If this is a character study, it’s one absent a character to study–or at least one who changes in any meaningful sense. By the last frame in Nightcrawler Louis Bloom is the same blank yet charismatic and creepily enigmatic man he was at the start. Scenes without another character find him strikingly, excessively alone like Travis Bickle. Dealing with others he speaks in purely financial and factual terms, like when proposes a relationship on his first date with Nina and then quickly switches into a full-scale economic threat when she doesn’t consent that viciously yet calmly plays on her weaknesses.He hires an assistant (Riz Ahmed) who shows up to the interview unaware of what the position is, he’s just so desperately in need of income but mostly gets saddled with big demands and lectures about what it takes to be a top employee in a tough job market. In his presence Bloom never drops the strict professional facade, though at one point he intriguingly offers that the problem might be less that doesn’t understand people, and more that he just flat out dislikes them.
Gilroy clearly intends this though to be taken mainly as a provocative media satire.
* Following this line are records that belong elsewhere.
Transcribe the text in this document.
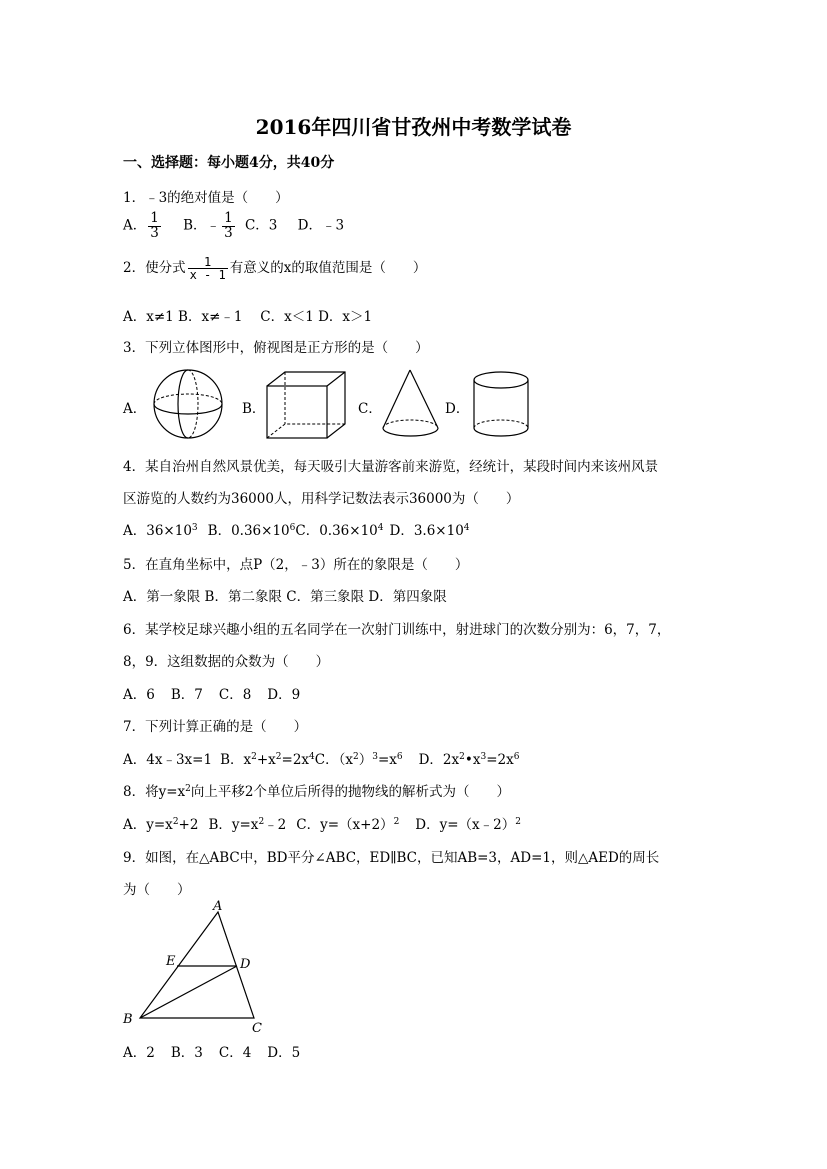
2016年四川省甘孜州中考数学试卷
一、选择题：每小题4分，共40分
1．﹣3的绝对值是（　　）
A． $\frac{1}{3}$ B．﹣ $\frac{1}{3}$ C．3 D．﹣3
2．使分式 $\frac{1}{x - 1}$ 有意义的x的取值范围是（　　）
A．x≠1 B．x≠﹣1　 C．x＜1 D．x＞1
3．下列立体图形中，俯视图是正方形的是（　　）
A．	B．	C．	D．
4．某自治州自然风景优美，每天吸引大量游客前来游览，经统计，某段时间内来该州风景
区游览的人数约为36000人，用科学记数法表示36000为（　　）
A．$36\times 10^3$ B．$0.36\times 10^6C$．$0.36\times 10^4$ D．$3.6\times 10^4$
5．在直角坐标中，点P（2，﹣3）所在的象限是（　　）
A．第一象限 B．第二象限 C．第三象限 D．第四象限
6．某学校足球兴趣小组的五名同学在一次射门训练中，射进球门的次数分别为：6，7，7，
8，9．这组数据的众数为（　　）
A．6 B．7 C．8 D．9
7．下列计算正确的是（　　）
A．4x﹣3x=1 B．$x^2+x^2=2x^4C$．$(x^2)^3=x^6$ D．$2x^2•x^3=2x^6$
8．将$y=x^2$向上平移2个单位后所得的抛物线的解析式为（　　）
A．$y=x^2+2$ B．$y=x^2﹣2$ C．$y=(x+2)^2$ D．y=（x﹣2）$^2$
9．如图，在△ABC中，BD平分∠ABC，ED∥BC，已知AB=3，AD=1，则△AED的周长
为（　　）
A
B
C
D
E
A．2 B．3 C．4 D．5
The neat trick about that is that because of Gilroy’s stark competence and dead of Los Angeles night nourish vibe that calls to mind Drive, it also plays like a thriller that’s willing to stoop nearly as low as its subject. Right down to the sinisterly winking last scene, the tone is of the blackest comedy. It’s a sick joke that goes dismally flat, and quick. Gilroy shows considerable proficiency at the mechanics of the filmmaking itself, but his repetitive script blatantly passes on chances to dig into this character and instead wastes too much time on unedifying arguments between him and his assistant about pay and his work performance and the pacing sometimes falls off, particularly in the middle stretches.
Nightcrawler can be shockingly ugly and cynical. But even as a send-up of the unrelenting news cycle and the local producers eagerly willing to exploit fears of urban crime committed against the white middle classic, it’s beyond belief that any sane person would even for a split second broadcast some of the extremely questionable footage Bloom brings in (satire has to have at least a shred of plausibility to persuasively indict). The last act just goes bonkers with entirely unbelievable events stacking up and eliciting more dread than entertainment value along the way. Gilroy doesn’t find the right tone to make this all work as compellingly as he intends. What he rubs our noses in horrifies a couple times, but not with truth it unveils like Sidney Lumet’s classic and timeless Network did or even Oliver Stone’s Natural Born Killers. In any case, he doesn’t actually tell us anything we didn’t already know or suspect.
It’s up to Gyllenhaal to do that and fortunately he makes it into something of a triumph. Stepping into the part of a callous sociopath wouldn’t seem like a natural fit for the actor, consistently good and sometimes great in a number of roles but not as exquisitely icky as this one (for all his talent he can be miscast, like in last year’s Prisoners). But the nearly thirty pounds he shed to play Lewis Bloom make his moon-like eyes somehow seem even bigger and twitchier. Everything about him is more wired and intense, right down to his combed back hair which makes his stare seem downright murderous.
The role is a mordant riff on obsession and derangement and where the movie lays everything on thick and finds diminishing returns, Gyllenhaal is hilarious and has real chemistry with a terrific (and older) Russo. He’s a monster, but the worst and most insidious kind: one who is smart, driven, cunningly manipulative, and very, very good at what he does. He’s the kind of creep you could see yourself possibly crossing paths with one day or-most terrifying of all-working for.